Ik hoorde deze week iemand zeggen dat Blendle de papieren krant kapot gaat maken. Zelf heb ik nooit iets gehad met ‘de papieren krant’, maar het is fascinerend om te zien hoe de ontwikkelingen verlopen. In de bus, bij familie of op werk, hoor ik ouderen wel eens klagen over de asociale jongeren met hun telefoontjes in de hand en koptelefoons op. Voor sommigen gaat de techniek te snel, maar ik vind dat het niet snel genoeg kan gaan.
De oudere generaties zijn behoorlijk sceptisch over de techniek waar wij zo van houden. Wij, de jonge generatie, zijn asociaal, want praten doen we niet meer met onze mond. In plaats daarvan voeren we gesprekken via de SMS (=Whatsapp). Wij luisteren alleen veel te harde, slechte bass-drum-kick-geluidjes, wat we dan ook nog “muziek” noemen. Wij vinden zo’n uitspraak van de ouderen gelijk dom. Het is een feit dat de jongeren van tegenwoordig meer online en digitaal communiceren. Ik denk niet dat het ons asociaal maakt, maar juist gewoon sociaal op onze manier.
Is het digibetisme waar de oudjes mee te kampen hebben, of is het de snelheid van de veranderingen? Voor mensen die geboren zijn ten tijde van de eerste tv’s is het kijken van bijvoorbeeld live voetbal op een mobiele telefoon, iets wat wij doen, haast onwerkelijk. Er heeft de laatste honderd jaar een aardverschuiving plaatsgevonden op technisch gebied en dat is voor de tieners van nu amper te beseffen. Wij wachten continu op de nieuwe ontwikkelingen, terwijl de meeste ouderen steeds weer verbaasd zijn over wat er morgen mogelijk is.
De Nederlandse filosoof Peter-Paul Verbeek vertelt in een mini-college dat de mens en de techniek vaak gescheiden worden genoemd.
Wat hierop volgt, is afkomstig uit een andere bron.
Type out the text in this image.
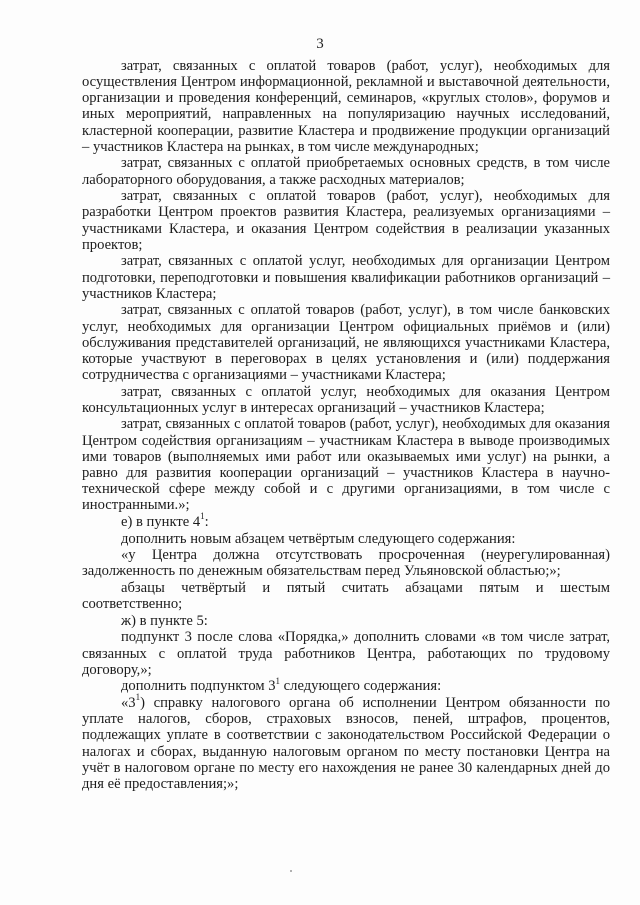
3

затрат, связанных с оплатой товаров (работ, услуг), необходимых для осуществления Центром информационной, рекламной и выставочной деятельности, организации и проведения конференций, семинаров, «круглых столов», форумов и иных мероприятий, направленных на популяризацию научных исследований, кластерной кооперации, развитие Кластера и продвижение продукции организаций – участников Кластера на рынках, в том числе международных;

затрат, связанных с оплатой приобретаемых основных средств, в том числе лабораторного оборудования, а также расходных материалов;

затрат, связанных с оплатой товаров (работ, услуг), необходимых для разработки Центром проектов развития Кластера, реализуемых организациями – участниками Кластера, и оказания Центром содействия в реализации указанных проектов;

затрат, связанных с оплатой услуг, необходимых для организации Центром подготовки, переподготовки и повышения квалификации работников организаций – участников Кластера;

затрат, связанных с оплатой товаров (работ, услуг), в том числе банковских услуг, необходимых для организации Центром официальных приёмов и (или) обслуживания представителей организаций, не являющихся участниками Кластера, которые участвуют в переговорах в целях установления и (или) поддержания сотрудничества с организациями – участниками Кластера;

затрат, связанных с оплатой услуг, необходимых для оказания Центром консультационных услуг в интересах организаций – участников Кластера;

затрат, связанных с оплатой товаров (работ, услуг), необходимых для оказания Центром содействия организациям – участникам Кластера в выводе производимых ими товаров (выполняемых ими работ или оказываемых ими услуг) на рынки, а равно для развития кооперации организаций – участников Кластера в научно-технической сфере между собой и с другими организациями, в том числе с иностранными.»;

е) в пункте $4^1$:

дополнить новым абзацем четвёртым следующего содержания:

«у Центра должна отсутствовать просроченная (неурегулированная) задолженность по денежным обязательствам перед Ульяновской областью;»;

абзацы четвёртый и пятый считать абзацами пятым и шестым соответственно;

ж) в пункте 5:

подпункт 3 после слова «Порядка,» дополнить словами «в том числе затрат, связанных с оплатой труда работников Центра, работающих по трудовому договору,»;

дополнить подпунктом $3^1$ следующего содержания:

«$3^1$) справку налогового органа об исполнении Центром обязанности по уплате налогов, сборов, страховых взносов, пеней, штрафов, процентов, подлежащих уплате в соответствии с законодательством Российской Федерации о налогах и сборах, выданную налоговым органом по месту постановки Центра на учёт в налоговом органе по месту его нахождения не ранее 30 календарных дней до дня её предоставления;»;
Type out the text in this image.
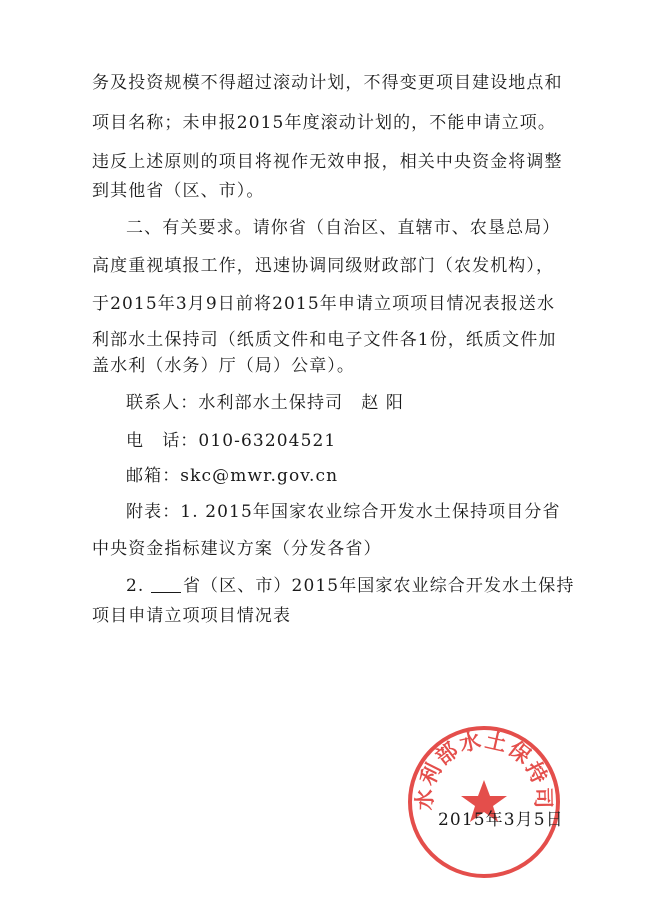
务及投资规模不得超过滚动计划，不得变更项目建设地点和
项目名称；未申报2015年度滚动计划的，不能申请立项。
违反上述原则的项目将视作无效申报，相关中央资金将调整
到其他省（区、市）。
二、有关要求。请你省（自治区、直辖市、农垦总局）
高度重视填报工作，迅速协调同级财政部门（农发机构），
于2015年3月9日前将2015年申请立项项目情况表报送水
利部水土保持司（纸质文件和电子文件各1份，纸质文件加
盖水利（水务）厅（局）公章）。
联系人：水利部水土保持司　赵 阳
电　话：010-63204521
邮箱：skc@mwr.gov.cn
附表：1. 2015年国家农业综合开发水土保持项目分省
中央资金指标建议方案（分发各省）
2. 省（区、市）2015年国家农业综合开发水土保持
项目申请立项项目情况表
水利部水土保持司
2015年3月5日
Het zijn de levenloze, gevoelloze apparaten tegenover de mens met gevoel en vrije wil. Terwijl de mens, stelt Verbeek, niet te begrijpen is zonder de techniek. We vervoeren ons door middel van techniek, we koken door middel van techniek en we onderhouden onze contacten door middel van de techniek. De mens is altijd al een soort cyborg geweest. We hebben altijd al voor de helft uit techniek bestaan: denk bijvoorbeeld aan een bril of lenzen, waar we niet zonder kunnen.
“Toen de brief ooit kwam, zijn er vast ook mensen geweest die dachten: ‘We gaan toch niets opschrijven? Je gaat toch naar elkaar toe om met elkaar te praten? Absurd!’ Elke vriendschap en (bijna) elke manier van communiceren heeft de techniek nodig gehad om er vorm aan te geven.” maakt Verbeek duidelijk uit in het college.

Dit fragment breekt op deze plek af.